Güneş Kültü
10 Kasım dolayısıyla Atatürk'ü yeniden anan Türk medyasında, onun büyüklüğü ve önemi konusunda yapılan sağlıklı yorumların yanında irrasyonel bir "Atatürk fetişizmi" de dikkat çekiyor. Örneğin Vatan gazetesi başyazarı Güngör Mengi, "O Hep Güneşimiz" diye başlık atmış. Yazısında Atatürk'ü "harika adam", yaptıklarını "mucizeler" olarak nitelemiş ve "Mustafa Kemal, bu milletin en karanlık günlerine doğmuş bir güneştir" demiş.

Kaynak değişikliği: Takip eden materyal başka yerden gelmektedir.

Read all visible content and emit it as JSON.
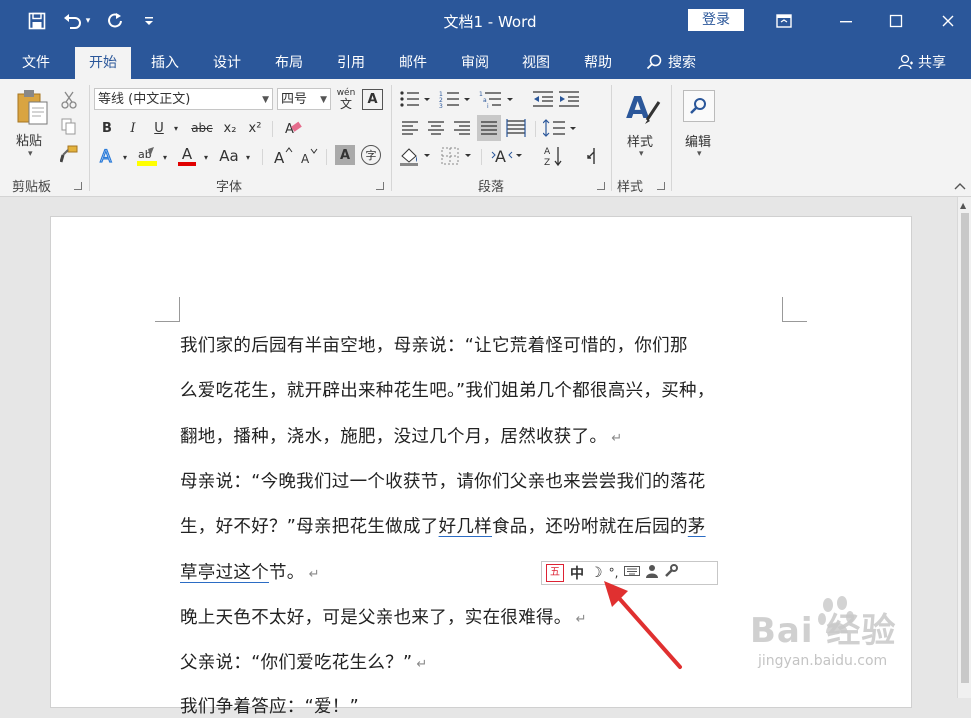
{
  "titlebar": {
    "doc_title": "文档1  -  Word",
    "login_label": "登录",
    "save_icon": "save-icon",
    "undo_icon": "undo-icon",
    "redo_icon": "redo-icon",
    "qat_icon": "customize-qat-icon"
  },
  "tabs": [
    "文件",
    "开始",
    "插入",
    "设计",
    "布局",
    "引用",
    "邮件",
    "审阅",
    "视图",
    "帮助"
  ],
  "search_label": "搜索",
  "share_label": "共享",
  "ribbon": {
    "clipboard": {
      "paste_label": "粘贴",
      "group_label": "剪贴板"
    },
    "font": {
      "font_name": "等线 (中文正文)",
      "font_size": "四号",
      "wen": "wén",
      "wen_char": "文",
      "a_box": "A",
      "bold": "B",
      "italic": "I",
      "underline": "U",
      "strike": "abc",
      "sub": "x₂",
      "sup": "x²",
      "font_color": "A",
      "aa_label": "Aa",
      "grow": "A^",
      "shrink": "Aˇ",
      "char_shade": "A",
      "enclose": "字",
      "group_label": "字体"
    },
    "paragraph": {
      "group_label": "段落"
    },
    "styles": {
      "label": "样式",
      "group_label": "样式"
    },
    "editing": {
      "label": "编辑"
    }
  },
  "document": {
    "paragraphs": [
      {
        "pre": "      我们家的后园有半亩空地，母亲说：“让它荒着怪可惜的，你们那",
        "u": "",
        "post": "",
        "mark": false
      },
      {
        "pre": "么爱吃花生，就开辟出来种花生吧。”我们姐弟几个都很高兴，买种，",
        "u": "",
        "post": "",
        "mark": false
      },
      {
        "pre": "翻地，播种，浇水，施肥，没过几个月，居然收获了。",
        "u": "",
        "post": "",
        "mark": true
      },
      {
        "pre": "母亲说：“今晚我们过一个收获节，请你们父亲也来尝尝我们的落花",
        "u": "",
        "post": "",
        "mark": false
      },
      {
        "pre": "生，好不好？”母亲把花生做成了",
        "u": "好几样",
        "post": "食品，还吩咐就在后园的",
        "u2": "茅",
        "mark": false
      },
      {
        "pre": "",
        "u": "草亭过这个",
        "post": "节。",
        "mark": true
      },
      {
        "pre": "晚上天色不太好，可是父亲也来了，实在很难得。",
        "u": "",
        "post": "",
        "mark": true
      },
      {
        "pre": "父亲说：“你们爱吃花生么？”",
        "u": "",
        "post": "",
        "mark": true
      },
      {
        "pre": "我们争着答应：“爱！”",
        "u": "",
        "post": "",
        "mark": false
      }
    ],
    "para_mark": "↵"
  },
  "ime": {
    "logo": "五",
    "mode": "中",
    "moon": "☽",
    "punct": "°,"
  },
  "watermark": {
    "brand": "Bai  经验",
    "url": "jingyan.baidu.com"
  },
  "colors": {
    "titlebar": "#2b579a",
    "ribbon": "#f3f3f3",
    "underline": "#2b6cc4",
    "arrow": "#e03030"
  }
}
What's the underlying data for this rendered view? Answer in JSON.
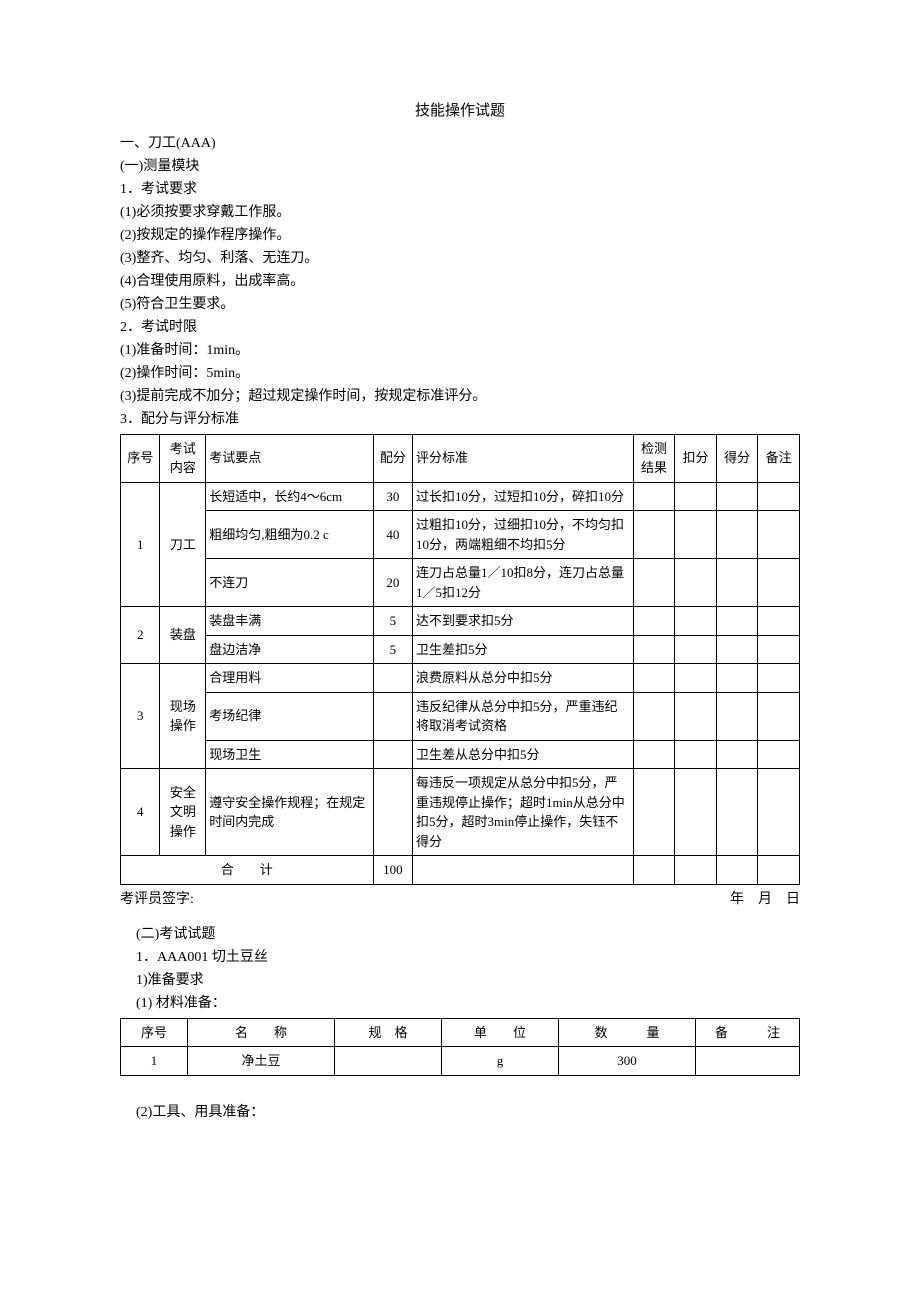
{
  "title": "技能操作试题",
  "section1": {
    "header": "一、刀工(AAA)",
    "sub1": "(一)测量模块",
    "req_header": "1．考试要求",
    "reqs": [
      "(1)必须按要求穿戴工作服。",
      "(2)按规定的操作程序操作。",
      "(3)整齐、均匀、利落、无连刀。",
      "(4)合理使用原料，出成率高。",
      "(5)符合卫生要求。"
    ],
    "time_header": "2．考试时限",
    "times": [
      "(1)准备时间：1min。",
      "(2)操作时间：5min。",
      "(3)提前完成不加分；超过规定操作时间，按规定标准评分。"
    ],
    "scoring_header": "3．配分与评分标准"
  },
  "score_table": {
    "headers": {
      "num": "序号",
      "content": "考试内容",
      "points": "考试要点",
      "score": "配分",
      "std": "评分标准",
      "result": "检测结果",
      "deduct": "扣分",
      "got": "得分",
      "remark": "备注"
    },
    "rows": [
      {
        "num": "1",
        "content": "刀工",
        "items": [
          {
            "point": "长短适中，长约4～6cm",
            "score": "30",
            "std": "过长扣10分，过短扣10分，碎扣10分"
          },
          {
            "point": "粗细均匀,粗细为0.2 c",
            "score": "40",
            "std": "过粗扣10分，过细扣10分，不均匀扣10分，两端粗细不均扣5分"
          },
          {
            "point": "不连刀",
            "score": "20",
            "std": "连刀占总量1／10扣8分，连刀占总量1／5扣12分"
          }
        ]
      },
      {
        "num": "2",
        "content": "装盘",
        "items": [
          {
            "point": "装盘丰满",
            "score": "5",
            "std": "达不到要求扣5分"
          },
          {
            "point": "盘边洁净",
            "score": "5",
            "std": "卫生差扣5分"
          }
        ]
      },
      {
        "num": "3",
        "content": "现场操作",
        "items": [
          {
            "point": "合理用料",
            "score": "",
            "std": "浪费原料从总分中扣5分"
          },
          {
            "point": "考场纪律",
            "score": "",
            "std": "违反纪律从总分中扣5分，严重违纪将取消考试资格"
          },
          {
            "point": "现场卫生",
            "score": "",
            "std": "卫生差从总分中扣5分"
          }
        ]
      },
      {
        "num": "4",
        "content": "安全文明操作",
        "items": [
          {
            "point": "遵守安全操作规程；在规定时间内完成",
            "score": "",
            "std": "每违反一项规定从总分中扣5分，严重违规停止操作；超时1min从总分中扣5分，超时3min停止操作，失钰不得分"
          }
        ]
      }
    ],
    "total_label": "合　　计",
    "total_score": "100"
  },
  "signature": {
    "left": "考评员签字:",
    "right": "年　月　日"
  },
  "section2": {
    "header": "(二)考试试题",
    "item1": "1．AAA001 切土豆丝",
    "prep": "1)准备要求",
    "material_header": "(1) 材料准备："
  },
  "material_table": {
    "headers": {
      "num": "序号",
      "name": "名　　称",
      "spec": "规　格",
      "unit": "单　　位",
      "qty": "数　　　量",
      "remark": "备　　　注"
    },
    "row": {
      "num": "1",
      "name": "净土豆",
      "spec": "",
      "unit": "g",
      "qty": "300",
      "remark": ""
    }
  },
  "tools_header": "(2)工具、用具准备："
}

Atatürk'ü rasyonel bir şekilde değerlendirme imkanı bırakmayan bu "ululaştırma" yaklaşımının neden yanlış olduğunu, "Tabularla Nereye Kadar? [Tarihsel Atatürk'ü Keşfetmek]" başlıklı yazımda ele almıştım. Tekrara gerek yok.
Ancak Sayın Mengi'nin Atatürk için yaptığı "güneş" nitelemesine değinmeden geçemeyeceğim. Eğer günümüz dünyasına bakarsınız, Türkiye dışında, bir siyasi lider için "güneş" tanımlaması yapılan tek bir ülke daha olduğunu görürsünüz: Kuzey Kore. Ülkenin kurucu diktatörü Kim Il Sung ve oğlu Kim Jong Il resmi söylemde "Kore halkının üzerine doğan güneş" olarak tanımlanır, çocuklara "Büyük General Kim Jong Il Bizim Güneşimizdir" şarkısı öğretilir, bu inanç dev posterlerde ve stadyum gösterilerinde görsel düzeyde pekiştirilir.
Bu benzerlik kuşkusuz Atatürk'ün Kim Il Sung veya Kim Jong Il gibi bir diktatör olduğunu göstermez - öyle değildir zaten. Ama Türkiye'deki bazı insanların zihin yapısının, Kuzey Kore'deki "güneş kültü"nün inananlarına oldukça paralel olduğunu gösterir. Ne yazık bu "kült" ve onun müminlerinin kendileri gibi düşünmeyenler üzerinde kurdukları veya kurmak istedikleri despotizm, onyıllardır Türkiye'nin önemli bir problemi olmaya devam ediyor.